The hallway had the same dust-and-paint smell it had always had, though today the scent of warm pastry was also in the air. There was the same wallpaper with the same green trellis pattern, the same telephone table with its lamp with the bronze elephant base. Rowan had a momentary mental image of Marianne sitting on the bottom step of the stairs, twisting the phone cord around her finger and rolling her eyes. It had probably been Peter Turk on the other end, telling one of his shaggy-dog stories.
At the entrance to the sitting room Rowan took a glass of wine from a man with a tray – disorientating to see waiting staff here – and began to edge her way around the crowd. Though the double doors were open and the dining room was full of people, too, the room felt claustrophobically packed. It was large, running almost the whole width of the house, and the furniture had been pushed back but the only pocket of space she could see was by the fireplace. She made her way towards it, holding her glass aloft and trying not to knock anyone else’s, catching snippets here and there above the quiet roar of conversation.

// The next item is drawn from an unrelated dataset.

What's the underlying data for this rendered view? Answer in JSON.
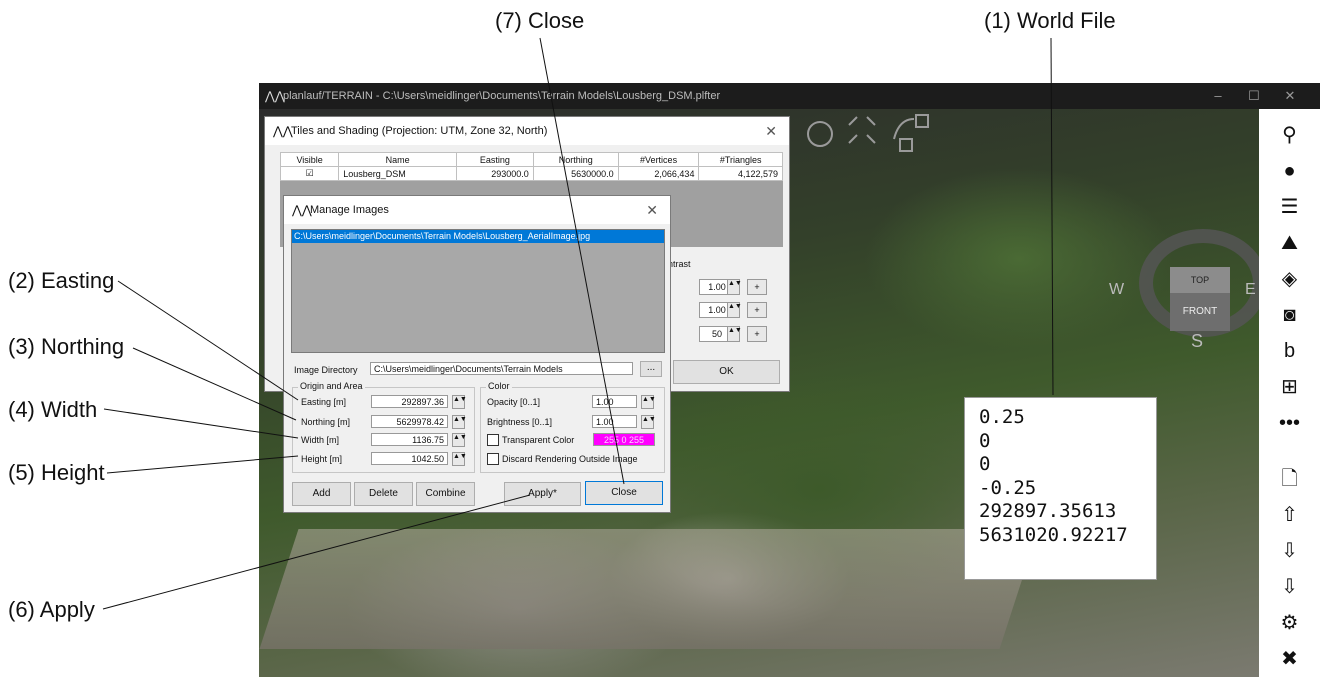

She soon understood why there was a space. A fire had been lit to make the room look welcoming but with so many people crammed together, the extra heat was stifling and she felt light-headed within a minute. She undid her collar button, taking the opportunity to scan the crowd. Among the sea of faces and backs of heads, was there someone who knew something? Who knew what had compelled Marianne to get in touch with her after all this time? That, one way or another, had taken her to the roof-edge? Despite the heat, the idea sent a shiver down Rowan’s arms.
On the mantelpiece, the Glass family photographs occupied their ranks of frames. The largest, unchanged since the last time Rowan had been here, was a simple silver one with rounded corners that held a picture of the family in the Mediterranean somewhere – Corsica, was it? The picture was twenty years old now, more even: Marianne looked to be nine or ten, Adam twelve, although he’d been so skinny in those days he could have passed for ten, too, with his narrow chest and xylophone ribs. They were having lunch at a beach restaurant, plates of calamari in front of them, glasses of wine and Coca-Cola making condensation rings on the white paper tablecloth. In the background, the sea was visible as a blue stripe beyond a handful of parasols. Marianne was grinning and her front teeth looked enormous, adult-sized in a face that was still a child’s. She was wearing a stripy bathing costume with a halter-neck similar to the one that her mother had on, though Jacqueline’s, Rowan thought, was working significantly harder, containing those boobs.
And there was Seb. He was laughing, leaning back in the canvas chair, a glass of white wine in his hand. He looked like a French film star taking a break from the Cannes Festival, his eyes and teeth bright against his tan, his chest covered with thick black hair. It wasn’t the physique of your typical academic at all but he’d always run and played squash, and he’d swum at the health club on the Woodstock Road, too. He had taken care of himself.